真名解放によって最大出力を発揮し、三層の強大な力場を発生させる。
真名解放時の分類が「対界宝具」に分類されるように、これは世界に対して効果を発揮し、空間を引き裂き、あらゆる事象を粉砕せしめる。その力は数ある宝具でも、一つの頂点に君臨するとさえいわれる。
ギルガメッシュはこの剣を「真実を識るもの」と表現する。
曰く、「天地開闢以前、星があらゆる生命の存在を許さなかった原初の姿、地獄そのもの。それは語り継がれる記憶には無いが、遺伝子に刻まれている」という。
真名解放により、エアは“原初の地獄”を顕現させる。
『Fate/EXTRA-CCC』でも攻撃スキルとして登場する。
相手に筋力依存のダメージを与え、防御貫通の特性を秘めている。
元ネタ考察
元ネタは古代ヒッタイトの神話において、エアの宝物庫に存在する天地を乖離させたという剣。エアはこれの一撃を持って岩の巨人ウルリクムミの足を砕いて殺したという。

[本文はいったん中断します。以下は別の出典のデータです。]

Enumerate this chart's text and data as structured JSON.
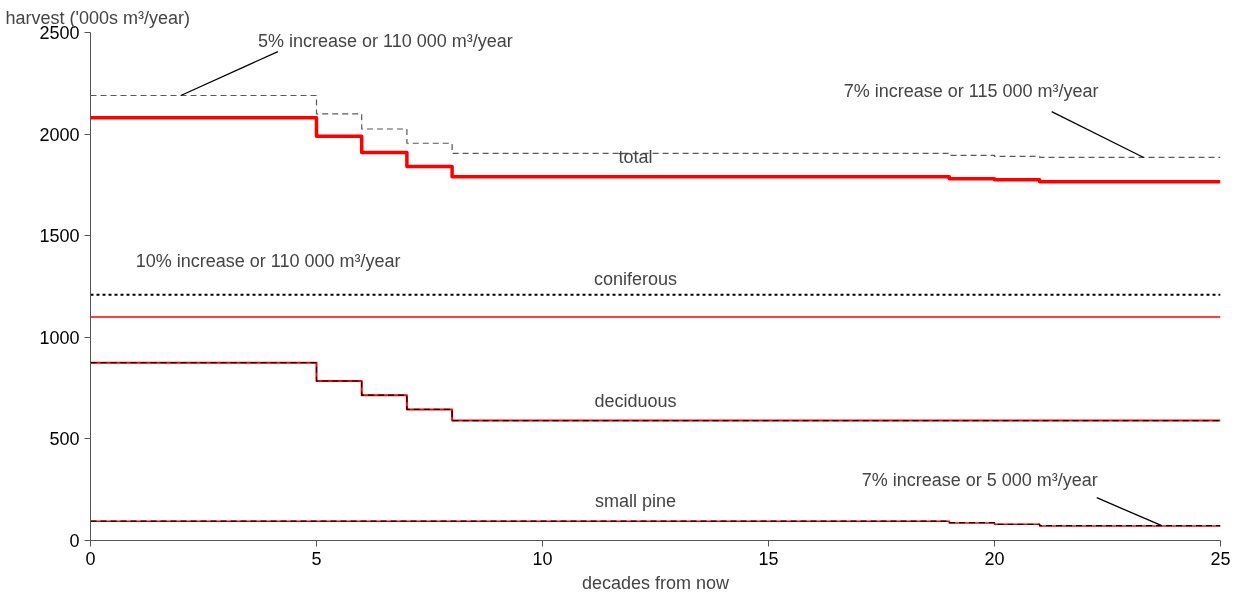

また、回転する剣という意味ではマルドゥクの使うリットゥという武器があり、エアの力を借りつつ、この剣を手にティアマトを倒し、天地を開闢したという。一説ではリットゥは炎を纏った剣で、これが地獄で罪人を焼き尽くす天使ウリエルの焔の剣の原典になったという。どこか『原初の地獄の再現』という特徴を連想させる逸話である。